What you are saying is word for word the libertarian argument against the civil rights act ("if we have to bake a cake for gay weddings, what if wants a cake for their child bride!"). I happen to disagree with it as it applies in the real world
This argument seems to intentionally ignore that the conservative-led decision in Masterpiece Cakeshop, Ltd. v. Colorado Civil Rights Commission ruled in favor of the bakery.
>What you are saying is word for word the libertarian argument against the civil rights act ("if we have to bake a cake for gay weddings, what if wants a cake for their child bride!"). I happen to disagree with it as it applies in the real world

No. I'm not. Please don't put words in my mouth.

I'll try to boil it down to as few words as possible:

If the government can take away your rights, then they can take away mine too. I don't support that and will defend your rights as vigorously as my own, whether I agree with you or not.

As for the example you give, bakers don't have to bake a cake for gay weddings.

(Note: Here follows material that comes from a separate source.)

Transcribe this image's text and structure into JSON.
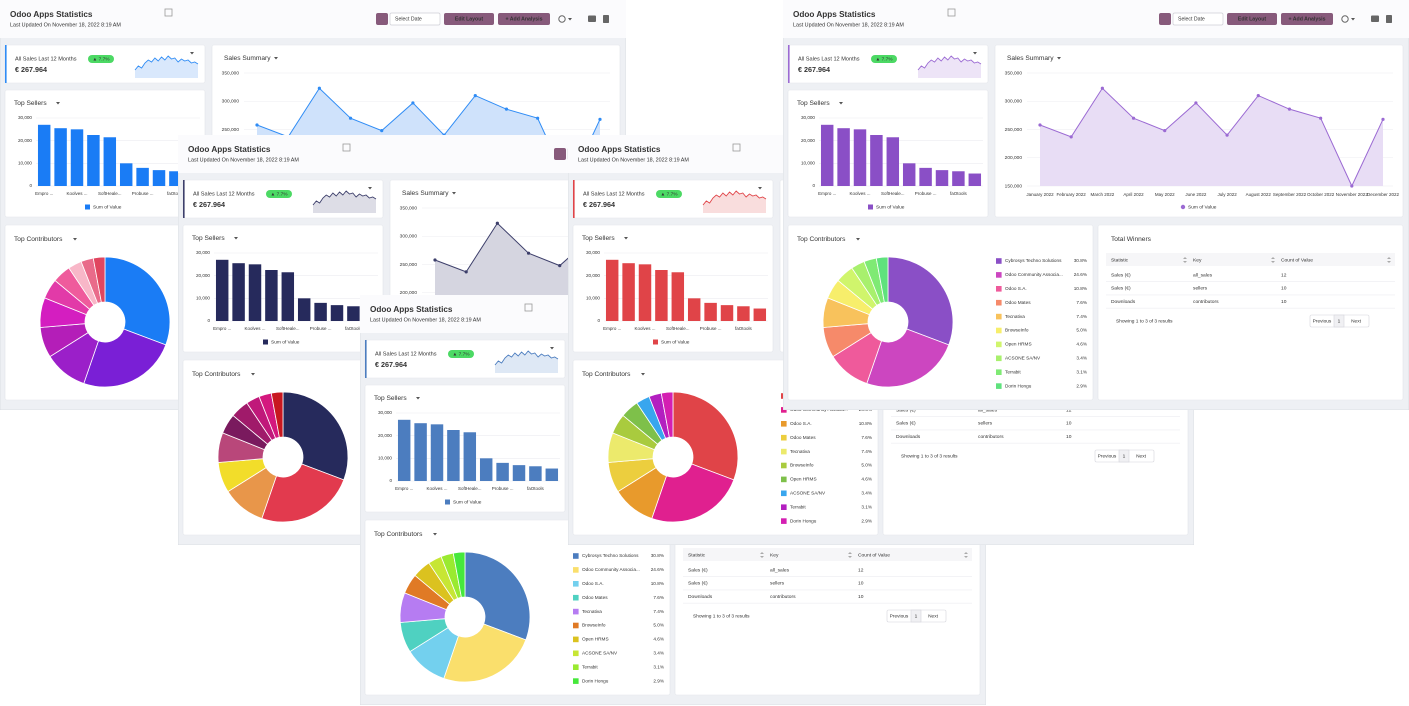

again I'm not making a legal argument but a moral one.

>If the government can take away your rights, then they can take away mine too. I don't support that and will defend your rights as vigorously as my own, whether I agree with you or not.

This applies to Stipe and Paypal too. They can arbitrarily prevent anyone from operating an online business. The libertarian view that you should care more about their right to do that than individuals who will lose their livelihoods with no recourse, is something I'll never understand and we'll never come to agreement on.

>The libertarian view that you should care more about their right to do that than individuals who will lose their livelihoods with no recourse, is something I'll never understand and we'll never come to agreement on.

I'm not sure why you bring that up, since that's not a position that I've advocated, nor is it one that I support.

I find your repeated strawman[0] arguments quite tiresome.